William Kentridge

The dramatic tensions that characterized the years of apartheid in South Africa, together with the contradictions that have marked the difficult course of reconciliation, are the contexts within which many of William Kentridge’s works originate. Since 1989 the artist has been creating animated short films, featuring in particular two characters, Soho Eckstein and Felix Teitlebaum. Invented figures, the characteristics of each represent the artist’s commentary on the reality that surrounds him. While the former is a white entrepreneur whose life describes a trajectory of success and then failure, Teitlebaum, a sensitive man, can be identified as Kentridge’s alter ego. Using his own technique, the artist creates his works in video by always drawing, erasing and re-drawing on a very small number of paper sheets, filming and editing the various phases into sequences. The centrality entrusted to the act of erasing alludes to the amnesia regarding injustices that, according to Kentridge, afflict contemporary humankind. This existential suffering is expressed in later works by the artist’s inclusion of documentary sequences that, by being alternated with drawings, possess strong self-critical value. In addition to digital videos and 16-millimeter and 35-millimeter films, Kentridge’s large body of work includes drawings, engravings, sculptures, tapestries, bronzes, and works for theater. The variety of techniques corresponds to the scope of Kentridge’s interests and, at the same time, to his declared lack of certainty, responding to the profound political and social changes currently underway.

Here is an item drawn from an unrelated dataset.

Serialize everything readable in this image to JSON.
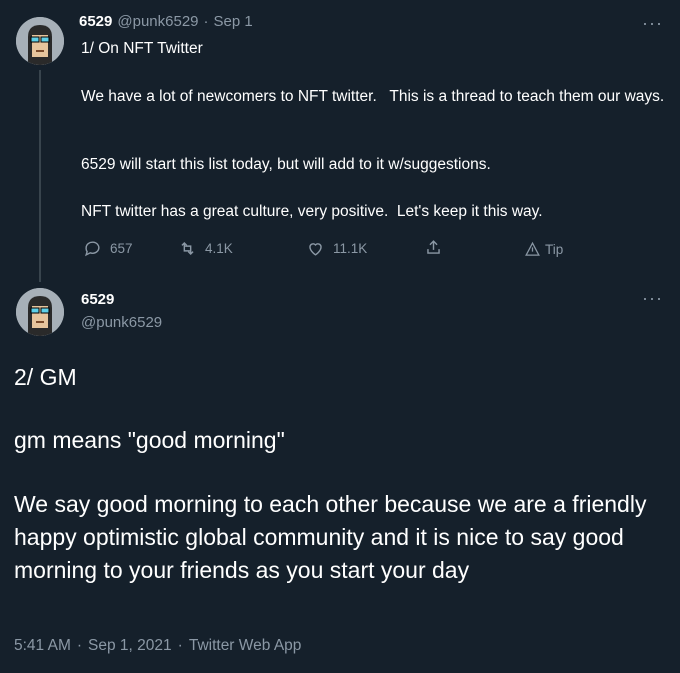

In 7 Fragments for Georges Méliès, 2003, Kentridge turns the video camera on himself, describing moments of investigation, doubt, and creative fervor. The work is an homage to the famous French filmmaker, and to his role in the definition of the artist as a “magician,” capable of arousing amazement and wonder. Invisible Mending, Balancing Act, Tabula rasa I, Tabula rasa II (Good Housekeeping), Moveable Assets, Auto-Didact, and Feats of Prestidigitation are the projections that make up the installation. All the filming is set in the artist’s studio—a reference to the centrality of the atelier in the context of Méliès’s production. The description of the creative process is staged by making ample use of the reversal technique, on the basis of which the images are projected in the opposite direction from the one in which they were filmed.
Journey to the Moon and Day for Night, both dated 2003, originate from the same material of the Fragments and are often shown together with them. In the former, Kentridge intentionally quotes the famous film by Méliès, inspired by the eponymous book by Jules Verne. Drawing upon his personal props, Kentridge focuses the action on the transformations of a coffee cup and the unexpected ability of a coffee pot to fly like a spaceship. The video is accompanied by music by Philip Miller. In Day for Night, the artist is inspired by an actual invasion of ants that occurred in his studio. Choosing them as unwitting actors, Kentridge decides to follow the exploits of the tiny insects while they wander over his work. Using small amounts of sugar, he traces outlines on his sheets of paper and films the row of insects as they follow its path. The inversion indicated in the title refers to the upheaval of the positive and negative of the images. This procedure transforms the white of the paper into a black sky and the ants into white pinprick points that are similar to galaxies and constellations.